From the perspective of the Parliamentary left the EU was a realisation of social democratic values. Even while neoliberalism was written into EU documents often at the urging of our New Labour government, the EU was the repository of an internationalist ideal (albeit from above) in which European citizens benefited from continent-wide social-democratic policies and do-goodery. By pooling sovereignties Europe had more kick on the world stage. Rather than being pushed around by the winds of global market forces, it was large enough to make weather in its own right in clear contradistinction to those on the right who prattled on about national character and national sovereignty. For British centre left MPs, the EU was a bastion of progressive, modern, and forward-looking politics - everything Britishness, and particularly Englishness, isn't. These were components of the European Idea, a shining beacon of cooperation across borders and solidarity between peoples divided by war in the recent past - even radical MPs see it this way. How then can the left be critical?
Then there are the simple practicalities of governing. The free market may bring perceived social problems, but on inflating GDP, tackling climate change, cracking down on organised crime, and being able to strut around the stage like a senior world figure. All of these are very good reasons to not be outside the EU. Anyone willing to argue the moves to mitigate climate change would be better if Britain acted alone?

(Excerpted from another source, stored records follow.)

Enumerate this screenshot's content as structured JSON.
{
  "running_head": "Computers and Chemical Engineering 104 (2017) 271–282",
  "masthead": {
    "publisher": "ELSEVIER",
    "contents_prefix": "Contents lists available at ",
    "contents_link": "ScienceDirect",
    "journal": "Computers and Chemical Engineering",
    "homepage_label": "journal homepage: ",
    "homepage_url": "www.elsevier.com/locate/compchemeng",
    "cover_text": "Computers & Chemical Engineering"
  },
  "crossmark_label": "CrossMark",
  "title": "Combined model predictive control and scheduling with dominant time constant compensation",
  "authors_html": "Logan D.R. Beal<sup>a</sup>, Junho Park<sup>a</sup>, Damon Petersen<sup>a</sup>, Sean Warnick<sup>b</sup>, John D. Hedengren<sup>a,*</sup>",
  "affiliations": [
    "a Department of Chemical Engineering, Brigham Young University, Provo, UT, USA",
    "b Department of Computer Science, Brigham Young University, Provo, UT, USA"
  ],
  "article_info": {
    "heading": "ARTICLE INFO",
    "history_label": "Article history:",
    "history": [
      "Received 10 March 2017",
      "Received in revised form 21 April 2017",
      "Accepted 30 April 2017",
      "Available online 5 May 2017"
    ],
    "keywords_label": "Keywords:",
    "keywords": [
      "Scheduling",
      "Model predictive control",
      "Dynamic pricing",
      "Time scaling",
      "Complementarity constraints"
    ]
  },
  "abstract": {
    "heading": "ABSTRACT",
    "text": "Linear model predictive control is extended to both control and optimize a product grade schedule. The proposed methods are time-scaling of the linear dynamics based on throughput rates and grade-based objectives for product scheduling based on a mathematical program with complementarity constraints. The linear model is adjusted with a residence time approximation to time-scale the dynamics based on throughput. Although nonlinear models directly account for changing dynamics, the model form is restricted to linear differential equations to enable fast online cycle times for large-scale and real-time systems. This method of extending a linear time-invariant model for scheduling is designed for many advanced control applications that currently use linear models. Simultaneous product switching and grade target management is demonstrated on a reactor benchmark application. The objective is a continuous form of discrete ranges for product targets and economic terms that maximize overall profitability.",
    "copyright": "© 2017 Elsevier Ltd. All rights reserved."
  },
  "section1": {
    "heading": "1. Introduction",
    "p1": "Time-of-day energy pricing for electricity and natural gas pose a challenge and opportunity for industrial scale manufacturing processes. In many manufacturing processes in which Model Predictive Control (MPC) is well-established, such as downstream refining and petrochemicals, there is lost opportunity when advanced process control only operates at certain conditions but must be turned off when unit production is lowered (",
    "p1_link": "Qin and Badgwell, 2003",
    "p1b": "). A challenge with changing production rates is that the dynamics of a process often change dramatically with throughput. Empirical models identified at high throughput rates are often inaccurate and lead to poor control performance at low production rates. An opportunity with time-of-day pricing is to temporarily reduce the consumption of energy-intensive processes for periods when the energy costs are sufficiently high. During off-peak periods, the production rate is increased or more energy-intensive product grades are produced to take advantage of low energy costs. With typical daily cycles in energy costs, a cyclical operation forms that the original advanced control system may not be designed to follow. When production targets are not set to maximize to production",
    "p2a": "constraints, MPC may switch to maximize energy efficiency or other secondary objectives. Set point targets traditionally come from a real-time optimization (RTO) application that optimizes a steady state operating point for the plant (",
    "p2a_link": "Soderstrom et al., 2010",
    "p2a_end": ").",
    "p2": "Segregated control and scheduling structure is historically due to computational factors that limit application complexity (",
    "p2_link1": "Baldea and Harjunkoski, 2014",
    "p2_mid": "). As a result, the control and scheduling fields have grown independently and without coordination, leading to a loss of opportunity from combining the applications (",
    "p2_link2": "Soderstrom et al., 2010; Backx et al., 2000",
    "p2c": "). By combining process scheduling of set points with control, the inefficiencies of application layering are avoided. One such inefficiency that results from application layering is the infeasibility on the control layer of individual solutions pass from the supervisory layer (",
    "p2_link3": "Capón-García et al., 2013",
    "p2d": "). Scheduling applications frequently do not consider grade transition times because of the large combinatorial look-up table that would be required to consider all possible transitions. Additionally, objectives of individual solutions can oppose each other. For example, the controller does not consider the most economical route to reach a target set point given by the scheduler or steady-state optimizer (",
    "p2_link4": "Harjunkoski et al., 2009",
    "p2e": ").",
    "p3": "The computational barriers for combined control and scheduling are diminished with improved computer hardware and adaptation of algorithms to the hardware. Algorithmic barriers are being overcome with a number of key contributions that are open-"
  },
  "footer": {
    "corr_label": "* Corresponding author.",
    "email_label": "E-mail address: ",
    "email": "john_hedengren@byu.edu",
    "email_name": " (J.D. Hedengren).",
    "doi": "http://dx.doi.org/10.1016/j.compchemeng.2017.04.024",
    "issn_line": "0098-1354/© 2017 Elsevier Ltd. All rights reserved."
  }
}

And last of all, there's the simple matter of positioning. The most regressive and boorish elements in politics have made anti-EU tub-thumping their cause celebre. Who on the left would want to be politically associated with Boris Johnson, Peter Bone, Melanie Phillips, Nigel Farage, and Nick Griffin? Doesn't a critical attitude vis a vis the EU also entail lining up with them?
These are the props that have kept the mainstream left EU-friendly. Putting aside the awful way Eurozone leaders have acquitted themselves over Greece, the biggest threat to any of these are Dave's negotiations. If he reverts to type and "unsigns" the social chapter, what vision of the EU is being sold to the British public? A big market and that's it? If that's the case, there's every sign more unions could become alienated from the EU project, and f they go tens of thousands of activists will too. Yet if the member states tell Dave no because they won't be bounced into an arbitrary timetable set by the Tory manifesto, it's very unlikely mainstream left support for the EU will unravel.
Of course, it's ridiculous that this is the case. Sensible socialist politics surely means having no sacred cows and understanding that the EU is simultaneously progressive and regressive, that it could become something so much more but is always in danger of sliding into something less than the sum of its parts. Our comrades in Europe raise the idea of a 'Social Europe', the struggle for a continent that strives to imbue the rarefied values of the European project with the flesh and blood of real social content. That should be the socialist starting point - neither Euroscepticism nor Europhilia but Euro-realism, Euro-solidarity, and Euro-internationalism.